Storia: In kayak sul Lago di Lugano

Da una riva all’altra solcando il lago

Scoprire angoli nascosti da Lugano a Gandria in kayak

Dal Golfo di Lugano, una pagaiata dopo l’altra, si possono scoprire affascinanti angoli nascosti che altrimenti sfuggono agli occhi del turista. Eva ci guida verso Gandria e poi dall’altra parte del lago, dove attendono invitanti grotti. Tra i flutti affiorano anche curiosità e ricordi.

IL PERSONAGGIO

Eva Antonini, pagaia tra arte e panorama

Eva Antonini, pagaia tra arte e panorama
Al mattino presto o alla sera il lago è calmo e piatto, non ci sono ancora le onde create dalle barche o dal vento e la natura si rilassa.

“Ehi, fermatevi! Sì, voi in canoa! Mi piacerebbe tanto provare, come posso fare?” È iniziata così, 6 anni fa, con un fischio e una domanda, la passione di Eva per il kayak.

Lei e suo marito Nicola stavano facendo jogging vicino al pontile, dove c'è l’ombrellone giallo e blu del bagnino del Lido di Lugano; i canoisti invece stavano rientrando in sede, poche onde più in là, dopo una lunga pagaiata sulle tranquille acque del Ceresio. Un movimento rilassante, regolare e ritmico che affascina e rilassa allo stesso tempo: bisognava provarlo. Ora Eva ne è entusiasta e non si fa sfuggire nessun’occasione per comunicarlo.

Eva è un’artista: a Lugaggia, una frazione del comune di Capriasca, ha il suo nuovo atelier di scultura immerso nel verde dove crea corpi e volti con la terra. Un legame forte, quasi istintivo, con la terra e il territorio che ama e che le dà ispirazione.

Sentiva da sempre la voglia di creare dell’arte, ma la svolta è arrivata nei primi anni del 2000 quando ha capito che riusciva a trasferire le sue idee sulla materia, trasmettendole forza e passione. È stata una rivelazione.


Non solo ‘cibo per la mente’: assieme a suo marito Eva prende ispirazione dal territorio ticinese, ma soprattutto lo vive al 100%.

Mountain bike, corsa e kayak in estate, sci di fondo in inverno (“nella stagione fredda non esco in canoa: fa troppo freddo ai piedi e alle mani” dice sorridendo). Sono tutti sport impegnativi, anche il kayak. “Soprattutto quando dobbiamo fare il ‘lancio’ della canoa dal pontile”, afferma Eva sorridendo.

È un po’ scomodo, è vero, ma una volta sulla superficie del lago la tranquillità fa dimenticare tutto.
E allora partiamo alla scoperta!

Grazie al kayak si possono conoscere tanti angoli nascosti del Luganese e vedere il mondo da un’altra prospettiva, con altri occhi.

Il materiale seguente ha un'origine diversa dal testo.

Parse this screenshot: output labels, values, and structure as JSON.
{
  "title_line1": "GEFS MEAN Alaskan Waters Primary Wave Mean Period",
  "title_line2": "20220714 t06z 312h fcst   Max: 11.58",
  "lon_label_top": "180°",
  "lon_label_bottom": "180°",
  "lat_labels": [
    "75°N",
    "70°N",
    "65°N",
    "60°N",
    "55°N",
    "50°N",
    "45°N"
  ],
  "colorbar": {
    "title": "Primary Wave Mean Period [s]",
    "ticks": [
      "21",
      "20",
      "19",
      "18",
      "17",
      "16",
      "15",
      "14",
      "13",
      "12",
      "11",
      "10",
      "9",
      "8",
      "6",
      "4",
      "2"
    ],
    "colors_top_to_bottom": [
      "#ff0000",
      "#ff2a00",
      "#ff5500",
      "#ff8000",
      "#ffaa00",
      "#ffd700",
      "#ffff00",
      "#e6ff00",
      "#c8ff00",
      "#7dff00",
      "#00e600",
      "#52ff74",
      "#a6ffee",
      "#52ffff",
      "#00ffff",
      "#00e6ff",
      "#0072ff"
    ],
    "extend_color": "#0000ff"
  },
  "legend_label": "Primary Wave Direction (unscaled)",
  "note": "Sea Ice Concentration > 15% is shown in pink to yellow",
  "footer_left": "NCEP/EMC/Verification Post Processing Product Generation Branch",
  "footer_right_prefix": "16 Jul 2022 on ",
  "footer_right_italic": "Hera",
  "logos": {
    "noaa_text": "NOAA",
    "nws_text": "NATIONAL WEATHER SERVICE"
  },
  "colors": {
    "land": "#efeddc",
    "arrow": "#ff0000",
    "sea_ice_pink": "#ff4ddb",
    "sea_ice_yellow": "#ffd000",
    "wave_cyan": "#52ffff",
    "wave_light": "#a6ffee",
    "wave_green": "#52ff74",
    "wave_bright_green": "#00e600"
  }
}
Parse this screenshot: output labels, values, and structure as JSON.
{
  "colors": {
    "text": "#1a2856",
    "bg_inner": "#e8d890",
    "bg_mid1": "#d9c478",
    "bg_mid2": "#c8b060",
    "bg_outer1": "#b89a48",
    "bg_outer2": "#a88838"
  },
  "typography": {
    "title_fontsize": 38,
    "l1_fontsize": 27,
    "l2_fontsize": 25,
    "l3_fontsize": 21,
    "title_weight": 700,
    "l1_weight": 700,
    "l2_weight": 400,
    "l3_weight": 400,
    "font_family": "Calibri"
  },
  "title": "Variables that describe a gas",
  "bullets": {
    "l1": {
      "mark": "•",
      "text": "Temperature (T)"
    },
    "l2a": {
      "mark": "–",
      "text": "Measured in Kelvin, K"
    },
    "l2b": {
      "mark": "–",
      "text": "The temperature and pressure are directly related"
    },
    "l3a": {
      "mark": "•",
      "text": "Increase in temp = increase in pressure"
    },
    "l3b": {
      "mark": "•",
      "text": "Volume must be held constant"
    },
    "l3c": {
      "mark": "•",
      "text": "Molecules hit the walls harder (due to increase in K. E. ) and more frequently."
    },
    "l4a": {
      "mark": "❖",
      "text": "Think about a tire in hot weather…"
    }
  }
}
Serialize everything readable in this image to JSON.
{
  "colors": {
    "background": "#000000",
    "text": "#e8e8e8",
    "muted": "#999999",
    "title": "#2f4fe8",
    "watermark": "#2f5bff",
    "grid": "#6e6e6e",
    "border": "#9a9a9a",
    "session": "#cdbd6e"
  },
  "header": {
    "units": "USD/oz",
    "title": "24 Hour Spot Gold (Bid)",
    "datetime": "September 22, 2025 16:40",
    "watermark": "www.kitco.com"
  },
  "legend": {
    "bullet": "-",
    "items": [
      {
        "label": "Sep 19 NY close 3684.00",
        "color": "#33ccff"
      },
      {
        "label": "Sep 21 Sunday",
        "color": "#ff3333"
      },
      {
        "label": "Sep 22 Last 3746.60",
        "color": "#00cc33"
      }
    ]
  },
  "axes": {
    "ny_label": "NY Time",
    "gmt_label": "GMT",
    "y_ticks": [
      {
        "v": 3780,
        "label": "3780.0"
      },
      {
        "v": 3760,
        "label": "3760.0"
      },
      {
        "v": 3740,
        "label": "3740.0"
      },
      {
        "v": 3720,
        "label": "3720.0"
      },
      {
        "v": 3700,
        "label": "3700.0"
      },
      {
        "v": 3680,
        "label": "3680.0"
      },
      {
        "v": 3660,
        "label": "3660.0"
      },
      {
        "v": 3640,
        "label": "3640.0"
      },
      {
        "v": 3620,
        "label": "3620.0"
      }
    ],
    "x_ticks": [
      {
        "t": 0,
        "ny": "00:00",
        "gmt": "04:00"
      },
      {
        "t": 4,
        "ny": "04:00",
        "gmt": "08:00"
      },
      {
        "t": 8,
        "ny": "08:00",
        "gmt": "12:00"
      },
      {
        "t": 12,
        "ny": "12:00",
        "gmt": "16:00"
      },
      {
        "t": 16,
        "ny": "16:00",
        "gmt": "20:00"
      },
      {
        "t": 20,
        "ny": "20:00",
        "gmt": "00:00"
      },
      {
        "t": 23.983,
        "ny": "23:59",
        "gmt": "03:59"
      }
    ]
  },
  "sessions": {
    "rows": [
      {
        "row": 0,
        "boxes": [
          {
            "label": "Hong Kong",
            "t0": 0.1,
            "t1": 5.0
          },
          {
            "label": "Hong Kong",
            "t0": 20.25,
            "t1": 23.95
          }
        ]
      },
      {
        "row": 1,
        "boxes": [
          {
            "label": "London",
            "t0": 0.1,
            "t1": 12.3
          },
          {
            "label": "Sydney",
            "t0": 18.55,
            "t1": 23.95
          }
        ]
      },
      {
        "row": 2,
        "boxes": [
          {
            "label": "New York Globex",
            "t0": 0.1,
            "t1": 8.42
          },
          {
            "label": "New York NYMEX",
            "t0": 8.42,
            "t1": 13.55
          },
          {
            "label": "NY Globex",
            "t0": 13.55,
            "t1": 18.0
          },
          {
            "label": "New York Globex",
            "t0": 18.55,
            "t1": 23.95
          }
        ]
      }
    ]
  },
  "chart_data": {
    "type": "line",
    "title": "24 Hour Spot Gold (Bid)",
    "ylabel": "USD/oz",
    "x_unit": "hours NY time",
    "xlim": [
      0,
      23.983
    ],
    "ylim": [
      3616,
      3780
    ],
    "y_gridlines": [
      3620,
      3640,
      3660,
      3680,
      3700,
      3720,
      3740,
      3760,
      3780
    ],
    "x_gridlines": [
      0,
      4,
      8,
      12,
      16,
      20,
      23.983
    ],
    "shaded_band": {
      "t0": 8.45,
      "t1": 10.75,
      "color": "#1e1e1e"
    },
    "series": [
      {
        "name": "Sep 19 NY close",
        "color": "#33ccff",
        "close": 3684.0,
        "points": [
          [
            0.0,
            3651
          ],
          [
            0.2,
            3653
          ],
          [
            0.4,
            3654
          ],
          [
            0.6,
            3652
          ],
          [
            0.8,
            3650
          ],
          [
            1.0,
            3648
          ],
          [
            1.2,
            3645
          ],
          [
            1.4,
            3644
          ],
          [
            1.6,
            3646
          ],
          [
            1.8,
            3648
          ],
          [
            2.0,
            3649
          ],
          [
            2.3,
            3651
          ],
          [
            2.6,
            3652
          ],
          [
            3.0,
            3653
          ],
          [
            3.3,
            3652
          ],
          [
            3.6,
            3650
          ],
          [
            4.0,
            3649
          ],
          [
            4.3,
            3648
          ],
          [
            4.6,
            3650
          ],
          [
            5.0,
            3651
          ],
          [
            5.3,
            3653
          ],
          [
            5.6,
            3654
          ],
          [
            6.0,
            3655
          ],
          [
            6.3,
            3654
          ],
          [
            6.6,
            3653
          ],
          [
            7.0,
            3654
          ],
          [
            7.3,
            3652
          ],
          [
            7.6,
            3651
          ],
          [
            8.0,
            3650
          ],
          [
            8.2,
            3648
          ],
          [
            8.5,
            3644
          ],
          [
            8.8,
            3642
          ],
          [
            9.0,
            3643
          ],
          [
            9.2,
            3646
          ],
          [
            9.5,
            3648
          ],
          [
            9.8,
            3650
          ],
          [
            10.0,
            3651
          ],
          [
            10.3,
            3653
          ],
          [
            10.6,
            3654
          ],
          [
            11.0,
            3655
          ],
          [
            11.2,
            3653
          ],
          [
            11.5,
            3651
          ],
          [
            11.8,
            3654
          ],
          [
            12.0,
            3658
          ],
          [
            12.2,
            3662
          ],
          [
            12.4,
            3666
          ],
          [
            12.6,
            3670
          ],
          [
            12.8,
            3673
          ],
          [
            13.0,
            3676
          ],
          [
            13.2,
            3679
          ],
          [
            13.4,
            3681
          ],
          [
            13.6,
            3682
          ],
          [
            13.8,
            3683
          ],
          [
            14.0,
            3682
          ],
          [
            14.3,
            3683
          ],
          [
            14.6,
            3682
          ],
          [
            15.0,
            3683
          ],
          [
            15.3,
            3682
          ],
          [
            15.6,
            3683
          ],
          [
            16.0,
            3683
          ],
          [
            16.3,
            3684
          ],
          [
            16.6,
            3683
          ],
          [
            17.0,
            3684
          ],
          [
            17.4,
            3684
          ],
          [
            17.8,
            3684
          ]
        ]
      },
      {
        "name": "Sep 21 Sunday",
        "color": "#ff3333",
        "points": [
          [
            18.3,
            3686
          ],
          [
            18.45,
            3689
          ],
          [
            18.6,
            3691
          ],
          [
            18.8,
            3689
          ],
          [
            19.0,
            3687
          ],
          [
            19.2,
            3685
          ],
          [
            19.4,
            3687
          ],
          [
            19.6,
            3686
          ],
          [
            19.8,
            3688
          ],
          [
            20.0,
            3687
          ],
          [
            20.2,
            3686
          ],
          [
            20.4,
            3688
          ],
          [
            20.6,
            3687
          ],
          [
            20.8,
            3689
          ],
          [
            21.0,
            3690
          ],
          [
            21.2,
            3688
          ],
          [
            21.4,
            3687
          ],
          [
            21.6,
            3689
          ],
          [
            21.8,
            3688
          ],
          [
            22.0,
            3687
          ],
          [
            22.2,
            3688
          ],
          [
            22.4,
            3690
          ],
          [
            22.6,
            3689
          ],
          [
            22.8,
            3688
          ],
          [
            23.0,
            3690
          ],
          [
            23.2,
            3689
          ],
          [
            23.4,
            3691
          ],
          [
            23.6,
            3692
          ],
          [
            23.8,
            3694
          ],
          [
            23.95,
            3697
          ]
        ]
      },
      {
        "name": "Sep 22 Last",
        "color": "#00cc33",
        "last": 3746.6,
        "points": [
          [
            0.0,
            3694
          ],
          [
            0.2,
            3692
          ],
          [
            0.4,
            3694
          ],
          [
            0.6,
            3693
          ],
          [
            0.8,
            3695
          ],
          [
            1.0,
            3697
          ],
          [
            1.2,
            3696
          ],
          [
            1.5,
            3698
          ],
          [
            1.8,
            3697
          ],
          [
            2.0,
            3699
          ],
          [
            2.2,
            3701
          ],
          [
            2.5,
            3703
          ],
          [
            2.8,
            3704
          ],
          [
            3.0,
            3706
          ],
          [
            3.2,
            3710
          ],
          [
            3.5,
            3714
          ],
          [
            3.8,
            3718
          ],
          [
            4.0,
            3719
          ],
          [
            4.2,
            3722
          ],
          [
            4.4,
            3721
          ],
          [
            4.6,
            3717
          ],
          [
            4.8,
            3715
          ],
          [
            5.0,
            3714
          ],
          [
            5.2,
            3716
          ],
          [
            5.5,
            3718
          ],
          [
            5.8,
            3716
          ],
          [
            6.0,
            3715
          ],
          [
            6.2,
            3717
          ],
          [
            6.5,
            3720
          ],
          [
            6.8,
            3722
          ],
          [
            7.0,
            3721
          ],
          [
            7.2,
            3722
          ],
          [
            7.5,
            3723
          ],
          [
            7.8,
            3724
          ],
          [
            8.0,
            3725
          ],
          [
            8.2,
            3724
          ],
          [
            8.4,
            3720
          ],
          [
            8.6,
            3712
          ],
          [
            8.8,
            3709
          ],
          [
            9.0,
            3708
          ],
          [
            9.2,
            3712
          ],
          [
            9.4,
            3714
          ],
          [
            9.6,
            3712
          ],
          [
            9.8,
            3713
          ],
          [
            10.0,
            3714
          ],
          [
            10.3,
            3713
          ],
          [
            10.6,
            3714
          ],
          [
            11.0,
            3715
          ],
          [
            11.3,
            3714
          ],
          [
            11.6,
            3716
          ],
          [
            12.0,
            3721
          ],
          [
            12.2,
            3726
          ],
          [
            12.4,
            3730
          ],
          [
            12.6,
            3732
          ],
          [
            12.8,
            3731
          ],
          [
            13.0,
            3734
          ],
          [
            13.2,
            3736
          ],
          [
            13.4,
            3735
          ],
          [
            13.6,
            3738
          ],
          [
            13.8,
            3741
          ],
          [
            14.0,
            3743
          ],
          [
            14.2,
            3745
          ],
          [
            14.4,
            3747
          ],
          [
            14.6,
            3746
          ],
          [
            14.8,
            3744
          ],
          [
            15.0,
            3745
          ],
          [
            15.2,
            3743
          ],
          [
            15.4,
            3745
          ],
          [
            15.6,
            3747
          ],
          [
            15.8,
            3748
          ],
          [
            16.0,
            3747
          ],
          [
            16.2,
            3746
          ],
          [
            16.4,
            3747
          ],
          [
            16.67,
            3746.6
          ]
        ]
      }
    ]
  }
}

Stando comodamente ‘seduti sul lago’, una pagaiata dopo l’altra, si può scoprire un porticciolo risalente al ‘900 o una delle cantine di Gandria che non è stata trasformata in un grotto. C'è poi la parete dove passano dei camosci, lo splendido giardino di una villa privata affacciata sul lago oppure la foce del Cassarate.

Lugano vista dal lago è straordinaria: la città tutta shopping, frenesia e luci, lascia il posto alle tranquille onde sull’acqua che fanno ondeggiare l’imbarcazione cullandoti ai caldi raggi di sole della sera.

Le luci, riflesse nello specchio d’acqua, creano uno spettacolo surreale.

Pro tip
Alcune delle opere di Eva sono state selezionate per l’esposizione al Carrousel du Louvre, legato alla Società Nazionale di Belle Arti (SNBA) di Parigi.
Gli abitanti di Gandria vengono chiamati "Tor" (tori). Un soprannome che sarebbe legato alle grandi fatiche necessarie per raggiungere altri paesi.
Dal 1932 la Traversata del Lago di Lugano (2.5 km) attraversa il 46mo parallelo andando da Caprino al lido di Lugano.

“Al mattino presto o alla sera il lago è calmo e piatto, non ci sono ancora le onde create dalle barche o dal vento e la natura si rilassa”: è il momento migliore per vivere un’esperienza di piena tranquillità e armonia sull’acqua.
I cigni e gli altri abitanti del lago sono anche loro più rilassati e affiancano con curiosità la tua imbarcazione e a volte ti superano guardandoti con un’aria di sfida.
 

Hanno ragione: i padroni del lago sono loro!
Grazie e arrivederci.

"Un’esperienza di piena tranquillità e armonia sull’acqua."